И постепенно Габович увлекся настолько, что встал с кровати и начал предлагать некоторые движения и композиции. К сожалению, эта первая встреча, превратившаяся в своеобразную творческую дискуссию, была прервана врачом.
При последнем свидании с Виноградовым, состоявшемся за несколько дней до смерти, Габович, полный энергии и жизненных сил, высказывал желание посмотреть новую редакцию «Ромео и Джульетты», осуществленную новосибирской труппой.
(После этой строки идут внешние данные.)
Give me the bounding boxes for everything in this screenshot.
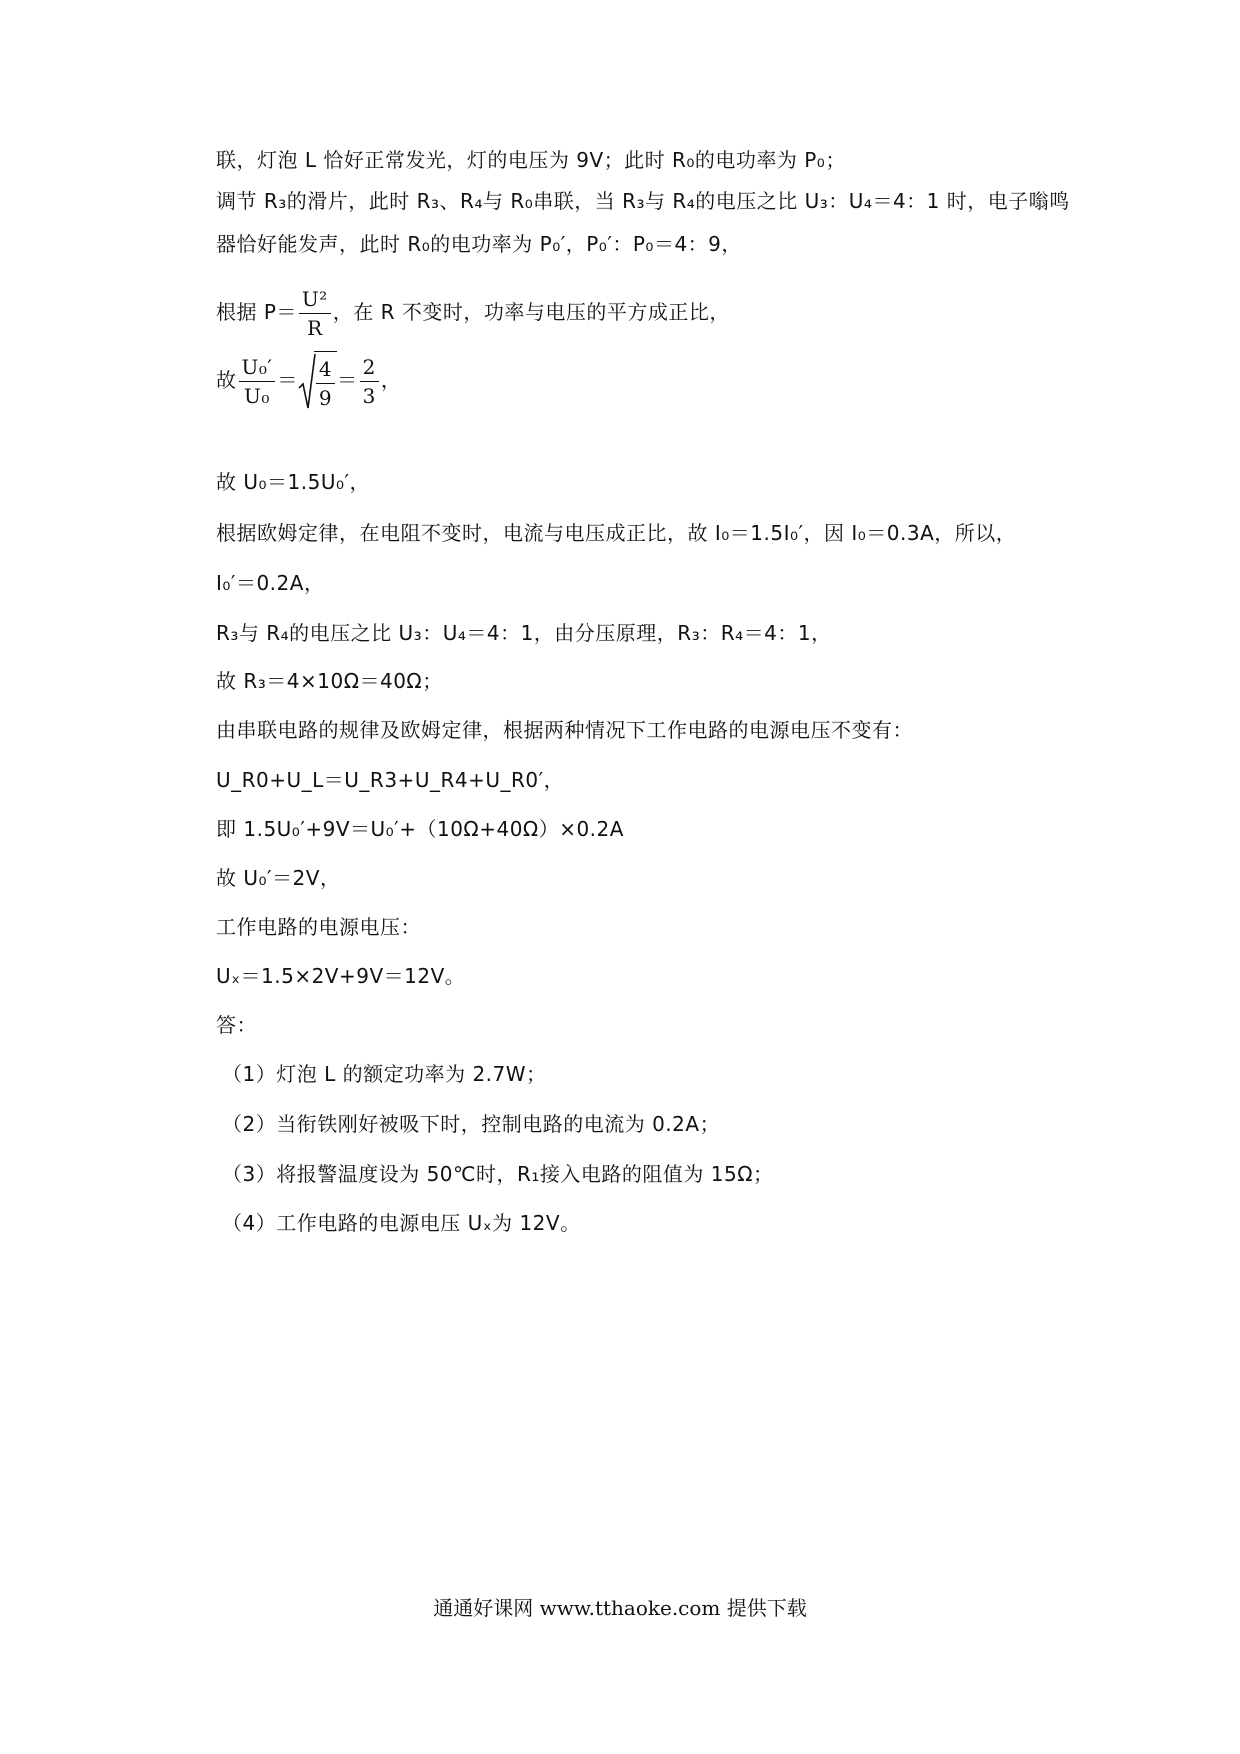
fraction-numerator: U₀′ [239, 353, 276, 382]
text-line-9: R₃与 R₄的电压之比 U₃：U₄＝4：1，由分压原理，R₃：R₄＝4：1， [216, 621, 832, 645]
page-footer: 通通好课网 www.tthaoke.com 提供下载 [433, 1596, 807, 1620]
fraction-denominator: 3 [362, 384, 376, 408]
fraction-denominator: U₀ [244, 384, 270, 408]
text-line-14: 故 U₀′＝2V， [216, 866, 341, 890]
text-line-7: 根据欧姆定律，在电阻不变时，电流与电压成正比，故 I₀＝1.5I₀′，因 I₀＝0.3A，所以， [216, 521, 1017, 545]
formula-suffix: ，在 R 不变时，功率与电压的平方成正比， [332, 300, 730, 324]
text-line-1: 联，灯泡 L 恰好正常发光，灯的电压为 9V；此时 R₀的电功率为 P₀； [216, 148, 846, 172]
text-line-13: 即 1.5U₀′+9V＝U₀′+（10Ω+40Ω）×0.2A [216, 817, 624, 841]
text-line-6: 故 U₀＝1.5U₀′， [216, 470, 371, 494]
answer-3: （3）将报警温度设为 50℃时，R₁接入电路的阻值为 15Ω； [222, 1162, 774, 1186]
fraction-numerator: 2 [360, 353, 379, 382]
fraction-u0-ratio [239, 353, 276, 410]
ratio-suffix: ， [380, 368, 402, 392]
fraction-u2-over-r [299, 285, 331, 342]
fraction-denominator: R [307, 316, 323, 340]
fraction-denominator: 9 [318, 386, 333, 410]
text-line-11: 由串联电路的规律及欧姆定律，根据两种情况下工作电路的电源电压不变有： [216, 718, 913, 742]
answer-2: （2）当衔铁刚好被吸下时，控制电路的电流为 0.2A； [222, 1112, 721, 1136]
text-line-3: 器恰好能发声，此时 R₀的电功率为 P₀′，P₀′：P₀＝4：9， [216, 232, 742, 256]
answer-4: （4）工作电路的电源电压 Uₓ为 12V。 [222, 1211, 581, 1235]
text-line-2: 调节 R₃的滑片，此时 R₃、R₄与 R₀串联，当 R₃与 R₄的电压之比 U₃：U₄＝4：1 时，电子嗡鸣 [216, 189, 1070, 213]
power-formula-line [216, 282, 730, 342]
fraction-numerator: 4 [316, 355, 335, 384]
answer-1: （1）灯泡 L 的额定功率为 2.7W； [222, 1062, 547, 1086]
text-line-16: Uₓ＝1.5×2V+9V＝12V。 [216, 964, 466, 988]
text-line-8: I₀′＝0.2A， [216, 571, 325, 595]
equals-sign: ＝ [277, 368, 298, 392]
formula-prefix: 根据 P＝ [216, 300, 297, 324]
answer-heading: 答： [216, 1013, 257, 1037]
square-root [298, 351, 337, 412]
ratio-formula-line [216, 350, 401, 410]
text-line-12: U_R0+U_L＝U_R3+U_R4+U_R0′， [216, 768, 565, 792]
fraction-2-over-3 [360, 353, 379, 410]
text-line-10: 故 R₃＝4×10Ω＝40Ω； [216, 669, 443, 693]
fraction-4-over-9 [316, 355, 335, 412]
fraction-numerator: U² [299, 285, 331, 314]
equals-sign: ＝ [337, 368, 358, 392]
text-line-15: 工作电路的电源电压： [216, 915, 421, 939]
ratio-prefix: 故 [216, 368, 237, 392]
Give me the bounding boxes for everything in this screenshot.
А когда в эти дни болезнь помешала Габовичу явиться на заседание Художественного совета театра (самым аккуратным членом которого он всегда был), он прислал подробное письмо, в котором излагал свою точку зрения на предстоящую постановку балета «Асель». До последнего дня своей жизни Габович продолжал служить, служить и еще раз служить любимому делу.
*
В трудные осенние дни 1941 года Большой театр эвакуировался. Оставшимся в Москве актерам и работникам театра выдали по пуду муки и, поблагодарив за труды, уволили. Но не прошло и двух дней, как 18 октября, в 10 часов утра, всех вызвали снова. Когда все собрались, на сцену вышел Габович и сказал самую короткую речь, которую когдалибо слышали в театре: «Завтра, 19 октября, по распоряжению правительства мы открываем фронтовой Большой театр. Прошу с этого дня являться в Филиал в 10.00». Его необычный вид, ладно сидящая на нем военная форма и лаконичная речь у каждого вызвали желание, как говорится, подтянуть ремень.
И с того дня до самого возвращения основной труппы из Куйбышева Большой фронтовой театр работал ежедневно — без отпусков, без единого выходного дня, не зная усталости. И как работал! Спектакли шли днем. От зрителей порой буквально пахло дымом пороха! В аванложе, рядом со столом директора театра М. Габовича был командный пункт начальника военно-воздушной обороны Москвы, генерала Журавлева, на который через определенные промежутки времени поступали сводки. В такой атмосфере жил и работал коллектив. И хотя не хватало ни рук, ни декораций, ни костюмов, ни актеров, балетный и оперный репертуар восстанавливался с космической скоростью. И не только восстанавливался, но и... создавался заново.
— Прекрасный артист Михаил Габович оказался и прекрасным директором театра. Думаю, что это было неожиданностью не только для меня, но это было именно так! — рассказывает Дмитрий Борисович Кабалевский. — Впервые я увидел Михаила Марковича в необычной для него должности и одновременно в необычной для него военной форме (кажется, майора) зимой 1942 года, вскоре после моего возвращения в Москву с юго-западного фронта.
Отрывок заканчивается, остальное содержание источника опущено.